Alaa Abdel Fattah : à la COP27, l’Égypte sous la pression de Berlin et l’Onu

Le dissident égyptien emprisonné Alaa Abdel Fattah a cessé de boire de l’eau, a déclaré sa famille le 6 novembre 2022, intensifiant sa grève de la faim alors que les dirigeants mondiaux militent pour sa libération en marge de la COP27.
KHALED DESOUKI / AFP Le dissident égyptien emprisonné Alaa Abdel Fattah a cessé de boire de l’eau, a déclaré sa famille le 6 novembre 2022, intensifiant sa grève de la faim alors que les dirigeants mondiaux militent pour sa libération en marge de la COP27.

ÉGYPTE - La pression ne cesse de monter ce mardi 8 novembre sur l’Égypte, qui accueille actuellement la COP 27. Après Paris et Londres, l’ONU et Berlin la pressent désormais à leur tour de libérer son détenu politique le plus célèbre, Alaa Abdel Fattah, en danger de mort après sept mois de grève de la faim.

Le chancelier allemand Olaf Scholz a appelé Le Caire ce mardi à sortir Alaa Abdel Fattah de sa prison afin d’éviter « une issue mortelle » à ses sept mois de grève de la faim car, a prévenu le Haut-Commissaire de l’ONU aux droits humains Volker Türk, « sa vie est en grand danger ».

« L’Occident contre l’Égypte » ?

Avant eux, le Premier ministre britannique Rishi Sunak, le président français Emmanuel Macron et le secrétaire général de l’ONU Antonio Guterres avaient évoqué le cas du militant pro-démocratie de 40 ans avec le président égyptien Abdel Fattah al-Sissi.
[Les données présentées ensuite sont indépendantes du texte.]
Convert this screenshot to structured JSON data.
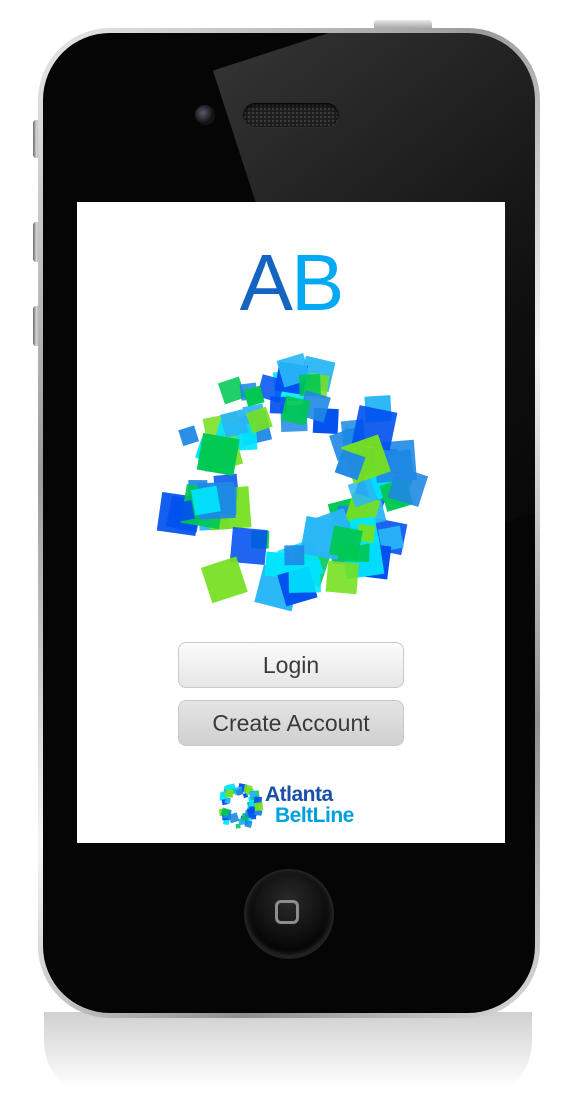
{
  "app": {
    "title_a": "A",
    "title_b": "B"
  },
  "buttons": {
    "login": "Login",
    "create_account": "Create Account"
  },
  "footer": {
    "brand_line1": "Atlanta",
    "brand_line2": "BeltLine"
  },
  "colors": {
    "title_a": "#1565c0",
    "title_b": "#03a9f4",
    "logo_palette": [
      "#00e5ff",
      "#1e88e5",
      "#0050ef",
      "#76e020",
      "#00c853",
      "#29b6f6"
    ]
  },
  "icons": {
    "ring_logo": "beltline-ring-logo",
    "footer_logo": "beltline-small-ring-logo",
    "home": "home-button-square-icon"
  }
}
D’ailleurs, signe que le sujet est sensible dans un pays régulièrement épinglé sur ses violations des droits humains, la conférence de presse de sa sœur, Sanaa Seif à la COP27 a été interrompue par un député pro-Sissi.

Le service de sécurité de l’ONU, organisateur officiel du sommet sur le climat, a dû faire sortir Amr Darwich qui tonnait : « On parle d’un citoyen égyptien détenu de droit commun, pas d’un détenu politique, n’essayez pas de vous servir de l’Occident contre l’Égypte ». Alaa Abdel Fattah, a-t-il ajouté, « s’en est pris à l’armée et à la police de son pays ».

L’Égypto-britannique, icône de la révolution de 2011 en Égypte -un mouvement populaire que le président Abdel Fattah al-Sissi dénonce régulièrement dans ses discours- a été arrêté fin 2019. Il a ensuite été condamné à cinq ans de prison pour diffusion de « fausses informations » pour avoir publié sur Facebook un texte accusant un officier de police de torture.

« Nourri de force »

Après plus de deux ans de détention, il a décidé le 2 avril de ne plus avaler qu’un verre de thé et une cuillère de miel par jour. Il y a une semaine, il a totalement cessé de se nourrir et depuis l’ouverture de la COP27 dimanche, il ne boit plus non plus, selon ses proches.

Pour sa mère Laila Soueif, qui campe pour le deuxième jour consécutif devant sa prison dans l’espoir d’avoir de ses nouvelles, il peut survivre « un jour ou deux, trois maximum ». « Qu’est-ce qu’une mort de plus en prison pour les autorités égyptiennes qui ont tant de sang sur les mains ? », ajoute-t-elle sur Facebook. « Je m’adresse aux autres, au Premier ministre britannique et au reste des dirigeants à Charm el-Cheikh », écrit-elle encore.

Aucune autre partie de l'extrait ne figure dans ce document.